In a PVC, you describe the type of storage you require for your Pod. These can include, Storage Class Name, Access modes, storage capacity, and many more.
For more reading on Persistent Volume Claims, again, I’d recommend checking out the Official Kubernetes documentation: https://kubernetes.io/docs/concepts/storage/persistent-volumes/#persistentvolumeclaims
What are Secrets
Secrets are secure objects in kubernetes utilized for holding sensitive data. Some examples of data you’d want to store in Secrets are passwords, keys, or tokens.
Kubernetes Secrets are secure in that they are created independently of the pods that use them, and do not need to be included in the application code. A good example of where to use Kubernetes Secrets are authenticating against your database pods.

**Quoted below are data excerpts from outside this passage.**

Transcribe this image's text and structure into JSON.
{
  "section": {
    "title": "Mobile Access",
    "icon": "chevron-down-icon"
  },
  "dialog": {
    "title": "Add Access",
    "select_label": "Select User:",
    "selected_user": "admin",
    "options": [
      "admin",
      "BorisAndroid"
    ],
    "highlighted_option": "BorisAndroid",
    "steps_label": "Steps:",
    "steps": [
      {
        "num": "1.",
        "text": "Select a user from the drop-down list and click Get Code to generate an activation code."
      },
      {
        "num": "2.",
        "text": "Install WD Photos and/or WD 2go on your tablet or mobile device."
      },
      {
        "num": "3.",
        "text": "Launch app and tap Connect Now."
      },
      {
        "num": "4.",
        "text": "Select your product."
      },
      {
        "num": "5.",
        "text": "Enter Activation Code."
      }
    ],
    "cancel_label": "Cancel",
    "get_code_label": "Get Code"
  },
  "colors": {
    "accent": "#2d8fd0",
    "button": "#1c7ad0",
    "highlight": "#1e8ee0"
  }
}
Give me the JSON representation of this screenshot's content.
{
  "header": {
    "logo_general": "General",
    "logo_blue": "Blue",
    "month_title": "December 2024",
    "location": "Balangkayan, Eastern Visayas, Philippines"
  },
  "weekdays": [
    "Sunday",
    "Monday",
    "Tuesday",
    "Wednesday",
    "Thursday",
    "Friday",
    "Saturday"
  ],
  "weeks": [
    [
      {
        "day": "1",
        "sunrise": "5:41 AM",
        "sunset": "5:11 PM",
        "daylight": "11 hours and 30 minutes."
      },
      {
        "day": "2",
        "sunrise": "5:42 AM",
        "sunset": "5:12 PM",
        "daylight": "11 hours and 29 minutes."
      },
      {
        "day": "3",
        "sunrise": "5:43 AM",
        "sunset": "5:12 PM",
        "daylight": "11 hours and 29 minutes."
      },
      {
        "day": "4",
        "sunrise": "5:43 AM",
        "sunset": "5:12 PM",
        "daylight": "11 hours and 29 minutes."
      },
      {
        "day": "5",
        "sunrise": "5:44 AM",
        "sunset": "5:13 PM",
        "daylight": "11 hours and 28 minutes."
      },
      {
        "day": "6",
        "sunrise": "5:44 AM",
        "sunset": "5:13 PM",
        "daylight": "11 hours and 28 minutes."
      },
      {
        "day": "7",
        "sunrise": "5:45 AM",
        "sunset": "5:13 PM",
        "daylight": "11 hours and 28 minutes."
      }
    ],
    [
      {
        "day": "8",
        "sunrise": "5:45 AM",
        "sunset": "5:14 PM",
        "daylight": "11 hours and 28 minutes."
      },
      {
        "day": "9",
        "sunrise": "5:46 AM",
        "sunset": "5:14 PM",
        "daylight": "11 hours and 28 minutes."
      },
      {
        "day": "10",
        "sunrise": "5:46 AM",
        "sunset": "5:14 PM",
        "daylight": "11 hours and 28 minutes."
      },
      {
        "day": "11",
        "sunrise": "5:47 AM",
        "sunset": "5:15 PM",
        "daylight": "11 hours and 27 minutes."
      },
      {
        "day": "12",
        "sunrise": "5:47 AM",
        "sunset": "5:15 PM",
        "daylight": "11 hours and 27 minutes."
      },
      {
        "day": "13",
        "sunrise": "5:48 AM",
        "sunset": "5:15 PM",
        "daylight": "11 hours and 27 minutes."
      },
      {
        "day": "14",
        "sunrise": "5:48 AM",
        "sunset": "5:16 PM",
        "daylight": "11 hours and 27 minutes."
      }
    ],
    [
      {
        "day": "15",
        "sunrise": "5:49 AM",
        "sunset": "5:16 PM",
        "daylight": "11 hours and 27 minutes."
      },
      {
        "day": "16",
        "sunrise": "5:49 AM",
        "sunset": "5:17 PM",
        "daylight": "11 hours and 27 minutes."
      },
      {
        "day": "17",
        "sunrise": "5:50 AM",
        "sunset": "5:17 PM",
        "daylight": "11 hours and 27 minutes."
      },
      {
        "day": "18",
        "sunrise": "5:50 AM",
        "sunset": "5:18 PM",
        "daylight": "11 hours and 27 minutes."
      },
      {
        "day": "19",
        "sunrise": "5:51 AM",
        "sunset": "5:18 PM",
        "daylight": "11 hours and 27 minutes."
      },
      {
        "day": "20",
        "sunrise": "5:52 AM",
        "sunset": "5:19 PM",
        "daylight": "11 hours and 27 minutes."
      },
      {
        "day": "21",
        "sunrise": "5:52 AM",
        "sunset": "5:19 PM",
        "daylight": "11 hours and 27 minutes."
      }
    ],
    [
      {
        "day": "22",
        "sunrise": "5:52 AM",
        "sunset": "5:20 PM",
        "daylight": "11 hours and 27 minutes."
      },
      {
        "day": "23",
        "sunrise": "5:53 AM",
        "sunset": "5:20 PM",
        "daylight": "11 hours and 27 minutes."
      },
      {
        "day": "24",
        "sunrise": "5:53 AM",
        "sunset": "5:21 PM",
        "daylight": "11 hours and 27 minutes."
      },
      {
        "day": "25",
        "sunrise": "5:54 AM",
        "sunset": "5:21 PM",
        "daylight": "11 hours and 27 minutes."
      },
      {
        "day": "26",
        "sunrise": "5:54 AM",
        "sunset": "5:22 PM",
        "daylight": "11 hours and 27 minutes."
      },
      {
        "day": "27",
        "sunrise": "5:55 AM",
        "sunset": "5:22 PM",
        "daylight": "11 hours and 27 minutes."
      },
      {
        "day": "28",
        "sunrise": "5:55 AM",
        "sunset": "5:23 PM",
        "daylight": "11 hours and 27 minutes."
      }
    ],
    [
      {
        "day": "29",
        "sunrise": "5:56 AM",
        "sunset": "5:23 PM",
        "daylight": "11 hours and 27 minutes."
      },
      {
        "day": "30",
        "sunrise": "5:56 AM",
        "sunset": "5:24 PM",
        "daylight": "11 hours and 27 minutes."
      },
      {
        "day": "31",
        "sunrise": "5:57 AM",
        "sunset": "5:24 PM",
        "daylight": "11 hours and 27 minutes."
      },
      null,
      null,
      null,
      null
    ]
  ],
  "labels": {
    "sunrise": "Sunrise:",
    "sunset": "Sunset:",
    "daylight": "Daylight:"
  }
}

for instance, in my Kubernetes Cluster, I have deployed Commento to get user feedback and comments. Commento utilizes a user facing frontend and a postgres database backend. The frontend Commento Pod needs to connect and communicate with the Postgres database backend utilizing a username, a password, and the url to the database. I could write this information in the pod specification, but this would expose the sensitive information as plaintext. So I’ve utilized Kubernetes Secrets to hold that information and then referenced the Secrets utilizing the Secret name in the Pod specification for commento.
What is a Kubernetes Service
A Kubernetes Service is a resource used to expose an application as a network service. There are four types of Kubernetes Services
- ClusterIP: When an application is exposed via ClusterIP, just as the name implies, the application will be provided an IP internal the Kubernetes Cluster. The application will not be accessible outside the cluster.
- NodePort: When exposed via NodePort, a port is opened on every single node in your cluster. Kubernetes routes incoming traffic on the open port to your application regardless of the fact if your application is running on another node.
- Loadbalancer: When exposed with the type loadbalancer, your service is provisioned an external IP Address to which applications outside the cluster may connect to, as well as act as a loadbalancer for your application’s set of pods. When used in cloud services such as AWS, the cloud provider creates a loadbalancer which will route traffic to the application This can also be done on-premise utilizing loadbalancers such as metallb or PureLB.
- ExternalName: This type of service does not utilize selectors. In other words, this is utilized for services that live outside of your Kubernetes cluster. when you define the service, you must define the service name and an external name. The external name acts as a CNAME DNS Record. When applications try to interact with this service, the traffic is routed to the service external to the cluster, where the routing occurs at the DNS level.